La Stampa, 13 maggio 2022
Antonio Scurati parla di guerra
La guerra in Ucraina ha sconvolto tutto, anche le tesi solide che un intellettuale ha elaborato per decenni. Antonio Scurati, prima di scrivere la saga di Mussolini, ha studiato e scritto molto sul tema della rappresentazione della guerra. L’invasione del 24 febbraio lo ha costretto mettersi in discussione e da queste riflessioni nasce la nuova edizione di Guerra (Bompiani), un saggio che verrà presentato al Salone del Libro di Torino, domenica 22 maggio, in un incontro tra Scurati e il direttore de La Stampa Massimo Giannini.
Scurati, perché ha sentito l’urgenza di ripubblicare un testo scritto molti anni fa?
«Non è la prima volta. Guerra, in fondo, è un work in progress, da aggiornare, sotto la dettatura della cronaca».
Nella prefazione lei ammette di aver dovuto rivedere alcune tesi elaborate nel corso degli anni. L’Ucraina ha stravolto il lavoro di una vita?
«Mi sono chiesto se ciò che ho sostenuto, per esempio per la guerra del Golfo, sia ancora vero oggi e se quest’ultimo conflitto rappresenti un passaggio d’epoca».
Qual è il concetto che la guerra in Ucraina più di tutti ha messo in discussione?
«Già nell’antichità omerica la guerra è incentrata sul modello della visibilità, si offre in spettacolo al poeta che la canta e quindi alla posterità. La guerra, che è il "paradiso dello spettatore", ha due virtù: è "veritativa" ed è decisiva, perché risolve. Quella in Ucraina non ha nessuno dei due elementi».
Come se lo spiega?
«Perché Putin e la sua guerra non appartengono all’Occidente, ne sono i nemici. Lui stesso usa queste categorie: nel suo discorso del 9 maggio si scaglia contro gli Stati Uniti e per ben due passaggi cita l’Occidente».
Ma esiste davvero questo Occidente o è un’astrazione?
«È l’interrogativo più urgente che Putin ci consegna. Ci sentiamo, noi italiani ed europei, occidentali? Siamo parte di un’identità politica, etica e culturale che risponda a questo nome? Man mano che le settimane di guerra trascorrono la mia risposta inizia a essere no. Non esiste nessuna identità geografica, politica o morale che possa essere denominata Occidente».

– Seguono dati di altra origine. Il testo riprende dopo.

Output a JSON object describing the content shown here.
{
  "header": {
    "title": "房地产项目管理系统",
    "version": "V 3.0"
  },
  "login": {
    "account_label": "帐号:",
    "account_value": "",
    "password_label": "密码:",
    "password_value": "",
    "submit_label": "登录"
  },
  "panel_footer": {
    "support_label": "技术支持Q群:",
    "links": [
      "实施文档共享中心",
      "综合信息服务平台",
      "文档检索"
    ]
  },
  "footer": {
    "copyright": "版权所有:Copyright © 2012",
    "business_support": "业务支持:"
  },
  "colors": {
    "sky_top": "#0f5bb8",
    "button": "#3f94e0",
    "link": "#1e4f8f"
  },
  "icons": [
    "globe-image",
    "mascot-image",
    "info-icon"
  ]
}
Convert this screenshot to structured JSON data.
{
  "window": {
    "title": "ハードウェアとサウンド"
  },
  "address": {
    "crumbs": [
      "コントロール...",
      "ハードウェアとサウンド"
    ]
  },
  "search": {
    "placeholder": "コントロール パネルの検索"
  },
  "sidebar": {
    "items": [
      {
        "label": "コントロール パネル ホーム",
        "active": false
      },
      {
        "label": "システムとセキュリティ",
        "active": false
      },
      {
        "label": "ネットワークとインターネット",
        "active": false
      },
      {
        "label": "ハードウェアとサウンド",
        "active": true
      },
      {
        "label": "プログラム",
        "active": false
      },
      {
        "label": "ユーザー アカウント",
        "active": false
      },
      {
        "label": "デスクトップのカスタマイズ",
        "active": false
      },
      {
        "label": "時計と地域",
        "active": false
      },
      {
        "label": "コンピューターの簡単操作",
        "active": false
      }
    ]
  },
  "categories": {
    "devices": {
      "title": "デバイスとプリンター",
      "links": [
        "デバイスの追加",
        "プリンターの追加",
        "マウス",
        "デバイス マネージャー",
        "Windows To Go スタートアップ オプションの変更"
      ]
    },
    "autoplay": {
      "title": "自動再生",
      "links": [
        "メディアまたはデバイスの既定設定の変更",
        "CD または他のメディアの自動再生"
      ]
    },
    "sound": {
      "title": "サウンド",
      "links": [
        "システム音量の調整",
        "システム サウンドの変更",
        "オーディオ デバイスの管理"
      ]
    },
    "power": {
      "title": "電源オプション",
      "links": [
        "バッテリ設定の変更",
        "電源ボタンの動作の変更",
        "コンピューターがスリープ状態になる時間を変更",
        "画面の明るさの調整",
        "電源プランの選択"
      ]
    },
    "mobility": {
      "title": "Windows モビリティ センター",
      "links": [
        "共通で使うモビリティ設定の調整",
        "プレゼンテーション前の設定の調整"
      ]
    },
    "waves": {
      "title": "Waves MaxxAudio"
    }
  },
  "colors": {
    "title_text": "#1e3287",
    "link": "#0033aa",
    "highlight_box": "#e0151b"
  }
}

Com’è cambiata la sua lettura del conflitto?
«Nei primi giorni di guerra il dato imperativo era quello di un popolo che si è sollevato in armi contro un invasore, che ha combattuto in maniera sorprendente per la propria libertà e quel dato doveva dettare i nostri comportamenti di solidarietà. Io continuo a pensarla così rispetto agli ucraini, ma si sta rendendo palese un altro aspetto, la cosiddetta guerra per procura fa emergere divergenze di orizzonti strategici, tra noi e gli Stati Uniti».
Dalla subalternità si esce con un esercito europeo?
«In una prospettiva storica sarebbe il primo caso di un esercito che si fonda su una prospettiva pacifista».
Sembra un paradosso.
«Sì, ma pensiamoci: nell’Europa occidentale, per aver vissuto delle apocalissi nel secolo scorso, è largamente predominante una cultura pacifista. In fondo il pacifismo, nella sua versione più consapevole, è una cultura della guerra, che non significa culto, ma patrimonio di conoscenze su come si producono i conflitti».
L’esercito europeo che scopo avrebbe?
«Non quello di portare la pace nel mondo, un ideale impraticabile e tramontato. Sarebbe una forza militare potente e temibile, al cui fondo non ci sarebbe una cultura bellicista, ma pacifista. Attraverso logiche di deterrenza questo ci consentirà di essere autonomi e neutrali quando ci sarà la prossima guerra».
Neutrali rispetto a cosa?
«La prossima guerra non sarà più per procura, ma un confronto militare tra Stati Uniti e Cina, scenario che molti analisti giudicano inevitabile».
Come le sembra il livello del dibattito in Italia?
«Pessimo. Da una parte ci sono i professionisti dello status quo che spiegano ogni sera che non c’è alternativa a quello che vediamo. Dall’altro c’è la ricerca di un confronto tra posizioni diverse all’insegna della spettacolarità più volgare, magari invitando gli agit prop di Putin».
Lei si occupa da decenni di rappresentazione della guerra: come si spiega questo modo di trattare il conflitto?
«È uno degli effetti perversi della trasformazione della guerra in spettacolo mediatico, di cui ragiono in questo libro. Sono 30 anni che la guerra è diventata una serata sul divano davanti alla tv. Siamo scivolati in una bolla di idiotismo, tanto da arrivare a concepire la guerra come una cosa interna alle logiche mediatiche».